Do you think that, over time, the taxonomy will take a global approach, bring environmental, social concerns and bring them all together?

We are working on how we can use the taxonomy to drive finance to positive social outcomes and it will be a little different to green. The main reason is that some social goals are based in conventional norms and rights regimes, so the idea of ​​making a significant contribution to human rights is somewhat inappropriate. We have already recognized that there will be some differences in the way any social taxonomy tool is designed and what other types of publication you need on social factors. We need major investment in education, health, housing, creating fairer employment and a safer working environment in many countries. These are all essential social outcomes for the world and, if there is a working investment, investors want to know about it, so there will be some place for a social taxonomy. We hope to share our thinking around mid-2021.

Final talks are taking place in the EU on specific climate regulations. When can we expect a result?

The technical work from the platform has completed the field of climate mitigation and climate change. We are now at the political stage of the process where the European co-legislators must agree on the criteria. We hope and trust that they are doing their best to respect science and the evidence with these criteria so that it provides the most useful tool for the market but we must recognize it at the these instruments are ultimately controlled by a political process and must be supported by the European Parliament.

The final negotiations, the final testing of these criteria, are currently underway and we anticipate the proposed final criteria, the first legal criteria for mitigation and climate change, by mid-year.

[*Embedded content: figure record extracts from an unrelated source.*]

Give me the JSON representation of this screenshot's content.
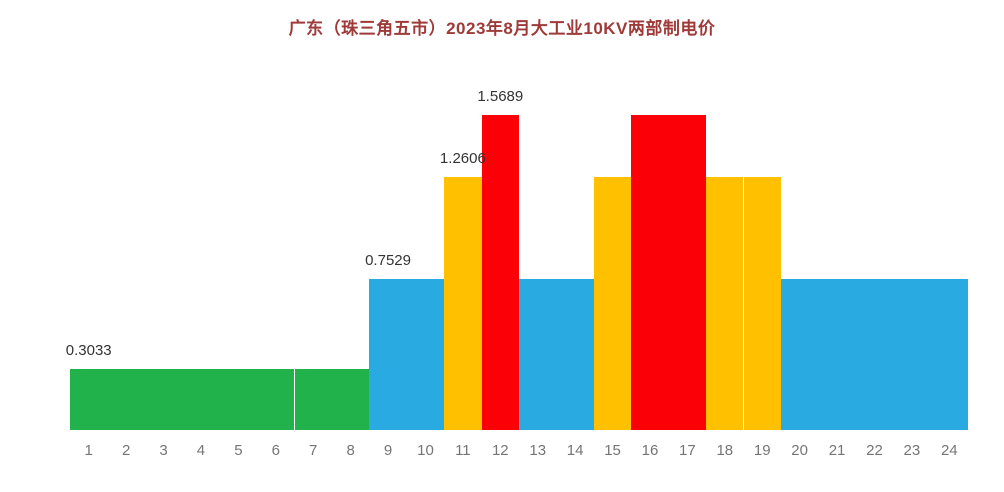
{
  "title": "广东（珠三角五市）2023年8月大工业10KV两部制电价",
  "chart_data": {
    "type": "bar",
    "title": "广东（珠三角五市）2023年8月大工业10KV两部制电价",
    "xlabel": "",
    "ylabel": "",
    "ylim": [
      0,
      1.6
    ],
    "grid": false,
    "legend": "none",
    "categories": [
      1,
      2,
      3,
      4,
      5,
      6,
      7,
      8,
      9,
      10,
      11,
      12,
      13,
      14,
      15,
      16,
      17,
      18,
      19,
      20,
      21,
      22,
      23,
      24
    ],
    "values": [
      0.3033,
      0.3033,
      0.3033,
      0.3033,
      0.3033,
      0.3033,
      0.3033,
      0.3033,
      0.7529,
      0.7529,
      1.2606,
      1.5689,
      0.7529,
      0.7529,
      1.2606,
      1.5689,
      1.5689,
      1.2606,
      1.2606,
      0.7529,
      0.7529,
      0.7529,
      0.7529,
      0.7529
    ],
    "bar_colors": [
      "green",
      "green",
      "green",
      "green",
      "green",
      "green",
      "green",
      "green",
      "blue",
      "blue",
      "yellow",
      "red",
      "blue",
      "blue",
      "yellow",
      "red",
      "red",
      "yellow",
      "yellow",
      "blue",
      "blue",
      "blue",
      "blue",
      "blue"
    ],
    "palette": {
      "green": "#21b24b",
      "blue": "#29abe2",
      "yellow": "#ffc000",
      "red": "#fb0006"
    },
    "annotations": [
      {
        "text": "0.3033",
        "bar": 1
      },
      {
        "text": "0.7529",
        "bar": 9
      },
      {
        "text": "1.2606",
        "bar": 11
      },
      {
        "text": "1.5689",
        "bar": 12
      }
    ],
    "tier_meaning": {
      "green": 0.3033,
      "blue": 0.7529,
      "yellow": 1.2606,
      "red": 1.5689
    }
  }
}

It seems to be April or May. Then everyone will know what to report for these two environmental goals in the coming years.

What advice would you give to investors who feel they do not have enough basic data on their holdings to comply with the taxonomy?

If you are an investor and need to make a taxonomic publication, it depends on what class of assets you are in and what type of financial return it is. The first thing to do is ask the basic supporter to provide the data. If you have a very large multiplication equity package you could say, “I’m definitely not going to write to everyone” but in those cases there will be plenty of taxonomy-related analysis results from ESG ranking providers and the only thing we have in the market is green revenue analysis. They are all looking at their approaches to how they can provide taxonomic assessment so there will be a way to do that in equity markets.

If you have more dense packages in real buildings or infrastructure, we then need to tell our owners that we want to see the data and ask them to pick it up over time, especially if they are not based in the Department. Europe and already covered by the non-financial reporting guidance, which, of course, creates legal obligations for around 7,000 registered companies to provide the data.

The EU is seen as a leader in establishing a legal framework for sustainable finance. How do you advise others on taxonomies?

There is something called the International Platform on sustainable finance, and it has China, it has India, it has the UK and several others participating. These countries are exchanging on sustainable financial management but also taxonomic planning. The way things work in practice is when a country wants to develop something like a taxonomy, it reaches out to the major financial centers around the world and asks for their opinion. We have this cross-fertilization of knowledge going on now and I would say the exchange rate is very high.

If you really want the harmony of taxonomies it will be a little more interesting and you will start to get some of the different national interests coming in, so it would be useful if taxonomic frameworks were similar to countries even although they would have different environmental objectives. This will allow the markets to understand how and why the criteria in different countries are different from each other.